C: The residual area ratio is 85% or more and 94% or less.

D: The residual area ratio is 50% or more and 84% or less.

E: The residual area ratio is 35% or more and 49% or less.

F: The residual area ratio is 34% or less.

[Evaluation of adhesion (light adhesion resistance) after light resistance test]

With respect to the cyclic olefin resin film (1) obtained above, an accelerated weathering test by Sunshine Weather-O-Meter (according to JIS L0891, test conditions are as follows), after the test and the above The evaluation of the initial adhesion was performed in the same manner, and the light adhesion resistance was evaluated.

Light source: continuous illumination of sunlight carbon arc lamp

Temperature: 63 ° C

Relative humidity: 50% RH

Irradiation time: 48 hours

Rainfall cycle and time: not set

(Examples 2 to 6 and Comparative Examples 1 to 11)

In the same manner as in Example 1, except that the active energy ray-curable compositions (2) to (6) and (R1) to (R11) obtained in the above Preparation Examples 2 to 6 and Comparative Preparation Examples 1 to 11 were used. The cyclic olefin resin films (2) to (6) and (R1) to (R11) having the respective cured coating films were prepared, and the obtained cyclic olefin resin film was evaluated for scratch resistance, initial adhesion, and light adhesion resistance. Sex.

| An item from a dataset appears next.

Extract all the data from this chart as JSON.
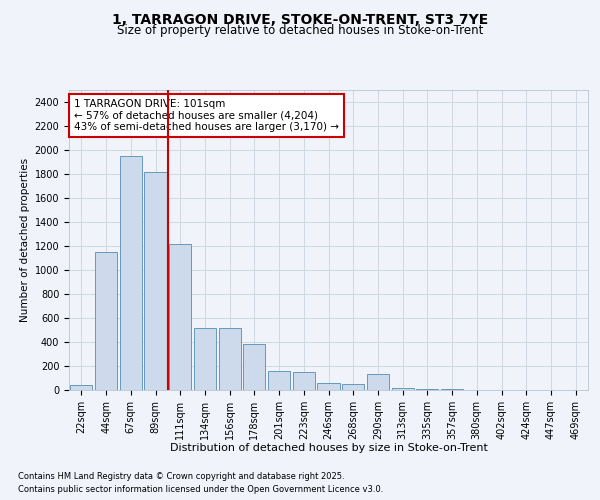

The composition of the active energy ray-curable composition prepared in the above Preparation Examples 1 to 6 and Comparative Preparation Examples 1 to 11 and the evaluation results of the cyclic olefin resin film obtained above are shown in Tables 1 to 3. Further, the compositions in Tables 1 to 3 are described in terms of nonvolatile content.

As a result of the evaluation shown in Table 1, in the examples 1 to 6 of the cyclic olefin resin film of the present invention, the surface of the cured energy-sensitive coating material having the active energy ray-curable composition of the film is excellent in scratch resistance, and The cyclic olefin resin film substrate has high initial adhesion, and is excellent in light adhesion resistance (adhesion after light resistance test).

On the other hand, Comparative Examples 1 to 11 shown in Tables 2 and 3 are cyclic olefin resin films having a cured coating film which does not contain the active energy ray-curable composition of the hindered amine light stabilizer used in the present invention. These cyclic olefin resin films are at least one of scratch resistance, initial adhesion, and light adhesion resistance, and have practical problems.

Claims (7)

A cyclic olefin resin film characterized by comprising a cured coating film having an active energy ray-curable composition on at least one surface of a cyclic olefin resin film substrate, wherein the active energy ray-curable composition contains an active energy ray-curable compound ( A) with a hindered amine light stabilizer (B) as a main component, the hindered amine light stabilizer (B) is selected from a hindered amine light stabilizer (B1) containing a polymerizable functional group, and At least one of the group of hindered amine light stabilizers (B2) having a hindered phenol group. The cyclic olefin resin film according to claim 1, wherein the light stabilizer (B1) is selected from the group consisting of 2,2,6,6-tetramethyl-4-piperidyl (meth) acrylate and 1,2 At least one of the group of 2,6,6-pentamethyl-4-piperidinyl (meth) acrylate. The cyclic olefin resin film according to claim 1, wherein the light stabilizer (B2) is a compound represented by the following formula (1), The cyclic olefin resin film according to any one of claims 1 to 3, wherein the hindered amine light stabilizer (B) is contained in an amount of 0.05 to 100 parts by mass of the active energy ray-curable compound (A). A range of 5 parts by mass. The cyclic olefin resin film according to any one of claims 1 to 4, wherein the active energy ray-curable compound (A) is a polyfunctional (meth) acrylate (A1). The cyclic olefin resin film according to claim 5, wherein the polyfunctional (meth) acrylate (A1) is selected from the group consisting of dipentaerythritol hexa(meth) acrylate and dipentaerythritol penta (methyl) At least one of the group of acrylate, pentaerythritol tetra(meth)acrylate, and pentaerythritol tri(meth)acrylate. The cyclic olefin resin film according to any one of claims 1 to 6, wherein the active energy ray-curable composition further contains an inorganic filler.